Typically, the algorithm that an Reinforcement Learning (RL) bot is following is built around the reward function. In the previous Lost Chapters blog I mentioned Curriculum Learning: a method that has the purpose of improving the algorithm – and there are more performance improvers like that, which are today’s topic.
In this blog, I explain methods that improve an RL AI’s algorithm.
Masking out of Illegal Actions
When thinking of grid-like board-games like Chess, it is obvious to us that not all actions are allowed in any given state. For example, the rules of Chess forbid the pawn to be moved backwards.
It is possible for a RL algorithm to learn to distinguish between legal and illegal actions by returning a negative reward signal to illegal actions, however, this adds another dimension to the problem, which ultimately worsens the performance. One possible solution to solve the issue is to ‚mask out‘ illegal actions by setting their probabilities to zero. (cf. [Silver 2017])
Game Board Representation
A often used representation of a rectangular, grid-based game (like chess) is a tensor containing sparse, binary feature planes, as shown in Figure 1. The height and width represent the game board itself, and each feature plane in the tensor represents different characteristics of the game. An example of a common feature plane characteristic is the location of certain game pieces. (cf. [Gudmunsson 2018])
Looking back to MarI/O, we can see this method in action, as shown in Figure 2. In this example, white feature planes represent safe sprites while black feature planes represent enemies. In this case, the „game board“ is the current part of the level that is displayed on the screen. We can also see that the AI is connected with the game board representation: it uses it as a base for input decisions.
Evaluation Metrics
Depending on the game, an ‚ELO-rating‘ (cf. [Glickman 1999]) may be used to evaluate an self-playing agent. Unlike the reward signal, the ELO rating indicates the ’strength‘ of a player in the respective game. In modern online multiplayer games, the ELO indicator is typically used behind the scenes to optimize match-making algorithms, which improves the overall experience with the game. Applying this idea to RL, an in-game ELO rating could be used to evaluate the current training level of the AI.
In certain types of games that heavily depend on luck, like ‚Match-three‘ games such as Candy Crush, an ELO-rating may not be applicable. Also, a large score in such games does not necessarily mean that the game is won, as the level objective has to be fulfilled. Therefore, a overall win rate makes more sense than an ELO-rating. (cf. [Silver 2018])
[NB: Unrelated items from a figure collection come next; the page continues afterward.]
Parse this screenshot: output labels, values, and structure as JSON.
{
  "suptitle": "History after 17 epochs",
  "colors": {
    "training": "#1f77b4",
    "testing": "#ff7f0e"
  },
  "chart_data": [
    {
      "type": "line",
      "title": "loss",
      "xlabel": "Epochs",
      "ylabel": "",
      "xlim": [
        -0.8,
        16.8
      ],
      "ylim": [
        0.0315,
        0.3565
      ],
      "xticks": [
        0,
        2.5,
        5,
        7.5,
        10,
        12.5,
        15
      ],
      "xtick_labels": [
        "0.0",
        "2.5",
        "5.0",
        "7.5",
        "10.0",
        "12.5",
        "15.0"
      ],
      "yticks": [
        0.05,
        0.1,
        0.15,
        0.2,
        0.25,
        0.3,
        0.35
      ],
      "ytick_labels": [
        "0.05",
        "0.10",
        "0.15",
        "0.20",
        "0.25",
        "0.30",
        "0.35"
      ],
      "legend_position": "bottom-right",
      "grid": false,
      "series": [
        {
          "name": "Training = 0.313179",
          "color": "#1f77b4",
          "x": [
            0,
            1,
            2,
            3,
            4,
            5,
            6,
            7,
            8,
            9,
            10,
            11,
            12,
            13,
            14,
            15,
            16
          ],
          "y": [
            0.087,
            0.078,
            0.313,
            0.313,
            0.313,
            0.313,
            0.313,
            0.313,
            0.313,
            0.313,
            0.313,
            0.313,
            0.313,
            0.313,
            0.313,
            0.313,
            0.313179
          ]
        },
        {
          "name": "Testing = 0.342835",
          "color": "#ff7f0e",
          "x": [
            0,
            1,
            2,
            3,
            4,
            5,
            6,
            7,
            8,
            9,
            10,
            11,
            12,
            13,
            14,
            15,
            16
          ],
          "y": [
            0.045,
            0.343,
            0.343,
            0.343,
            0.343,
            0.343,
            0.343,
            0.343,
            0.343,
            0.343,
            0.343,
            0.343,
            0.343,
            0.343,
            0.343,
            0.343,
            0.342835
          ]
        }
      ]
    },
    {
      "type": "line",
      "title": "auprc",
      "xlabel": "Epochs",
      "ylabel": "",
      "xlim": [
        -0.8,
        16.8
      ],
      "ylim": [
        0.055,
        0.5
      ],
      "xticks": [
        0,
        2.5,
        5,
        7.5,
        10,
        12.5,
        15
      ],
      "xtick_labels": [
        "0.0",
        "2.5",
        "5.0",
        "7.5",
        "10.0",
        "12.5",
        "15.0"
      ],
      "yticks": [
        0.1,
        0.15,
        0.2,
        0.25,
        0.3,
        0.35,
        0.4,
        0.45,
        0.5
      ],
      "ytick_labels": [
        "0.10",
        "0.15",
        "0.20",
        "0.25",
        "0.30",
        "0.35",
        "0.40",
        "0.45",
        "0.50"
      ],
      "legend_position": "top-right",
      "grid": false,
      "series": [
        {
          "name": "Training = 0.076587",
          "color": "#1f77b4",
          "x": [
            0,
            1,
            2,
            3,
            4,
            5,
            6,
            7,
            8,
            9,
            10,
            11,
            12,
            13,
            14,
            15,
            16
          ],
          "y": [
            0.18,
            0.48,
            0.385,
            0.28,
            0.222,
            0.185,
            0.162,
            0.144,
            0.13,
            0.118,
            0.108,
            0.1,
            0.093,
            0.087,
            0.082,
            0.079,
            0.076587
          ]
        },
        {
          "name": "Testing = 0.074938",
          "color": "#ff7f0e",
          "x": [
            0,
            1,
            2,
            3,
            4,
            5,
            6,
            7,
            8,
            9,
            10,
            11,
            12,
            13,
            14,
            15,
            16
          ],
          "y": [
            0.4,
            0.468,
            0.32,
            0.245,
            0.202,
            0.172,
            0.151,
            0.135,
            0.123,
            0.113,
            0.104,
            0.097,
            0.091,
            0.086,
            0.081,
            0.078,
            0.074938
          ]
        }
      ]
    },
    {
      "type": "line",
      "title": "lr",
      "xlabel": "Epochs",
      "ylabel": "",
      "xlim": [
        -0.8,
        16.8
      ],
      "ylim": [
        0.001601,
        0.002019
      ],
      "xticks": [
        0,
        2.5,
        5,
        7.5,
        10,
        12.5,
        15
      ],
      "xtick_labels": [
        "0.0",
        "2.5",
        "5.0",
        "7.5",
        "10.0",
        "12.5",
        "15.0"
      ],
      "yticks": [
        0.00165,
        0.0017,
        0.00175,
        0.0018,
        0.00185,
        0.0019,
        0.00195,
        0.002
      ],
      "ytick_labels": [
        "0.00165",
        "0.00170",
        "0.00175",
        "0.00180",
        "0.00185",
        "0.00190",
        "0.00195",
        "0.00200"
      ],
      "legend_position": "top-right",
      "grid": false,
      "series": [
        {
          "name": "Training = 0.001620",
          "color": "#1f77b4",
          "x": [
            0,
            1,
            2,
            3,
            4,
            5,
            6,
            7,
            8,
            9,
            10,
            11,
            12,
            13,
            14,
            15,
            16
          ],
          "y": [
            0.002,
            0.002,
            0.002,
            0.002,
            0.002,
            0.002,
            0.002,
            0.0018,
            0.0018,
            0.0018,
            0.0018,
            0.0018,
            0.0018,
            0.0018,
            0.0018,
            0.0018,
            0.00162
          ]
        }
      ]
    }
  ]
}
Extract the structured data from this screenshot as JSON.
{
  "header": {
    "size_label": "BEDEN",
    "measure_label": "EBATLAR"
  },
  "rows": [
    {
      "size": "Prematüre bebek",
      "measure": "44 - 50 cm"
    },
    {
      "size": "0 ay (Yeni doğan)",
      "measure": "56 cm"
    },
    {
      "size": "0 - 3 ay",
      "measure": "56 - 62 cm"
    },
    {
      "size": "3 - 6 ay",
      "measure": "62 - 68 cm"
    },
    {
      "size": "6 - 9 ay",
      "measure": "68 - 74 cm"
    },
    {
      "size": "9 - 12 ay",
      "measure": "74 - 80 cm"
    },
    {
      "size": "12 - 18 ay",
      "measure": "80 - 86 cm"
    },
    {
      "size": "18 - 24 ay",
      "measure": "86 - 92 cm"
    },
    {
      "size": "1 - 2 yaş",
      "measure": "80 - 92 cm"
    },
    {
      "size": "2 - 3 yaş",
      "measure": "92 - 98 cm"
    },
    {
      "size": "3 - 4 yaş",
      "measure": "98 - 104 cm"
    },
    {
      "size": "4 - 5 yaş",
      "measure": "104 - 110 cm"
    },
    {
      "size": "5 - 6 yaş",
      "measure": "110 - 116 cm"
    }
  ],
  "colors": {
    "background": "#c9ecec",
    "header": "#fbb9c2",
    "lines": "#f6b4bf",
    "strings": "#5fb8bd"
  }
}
Simply put, the reward signal indicates whether the AI wins or fails – but without metrics nothing indicates the actual skill of the AI.
Keeping track of an AI’s ELO or win rate could be used to reward-shift at the right times.
Sources
[Gudmunsson 2018]
Gudmundsson, Stefan; Eisen, Phillipp et al.: Human-Like Playtesting with Deep Learning. In: CIG.IEEE, (2018), pp.1–8.
[Silver 2018]
Silver, David; Hubert, Thomas et al.: A general reinforcement learning algorithm that masters chess, shogi, and Go through self-play. In: Science 362.6419 (2018), pp. 1140–1144.
[Silver 2017]
Silver, David; Hubert, Thomas et al.: Mastering chess and shogi by self-play with a general reinforcement learning algorithm. In: arXiv preprint arXiv:1712.01815 (2017).
[Glickman 1999]
Glickman, Mark; Jones, Albyn: Rating the chess rating system. In: CHANCEBERLIN THEN NEW YORK- 12 (1999), pp. 21–28.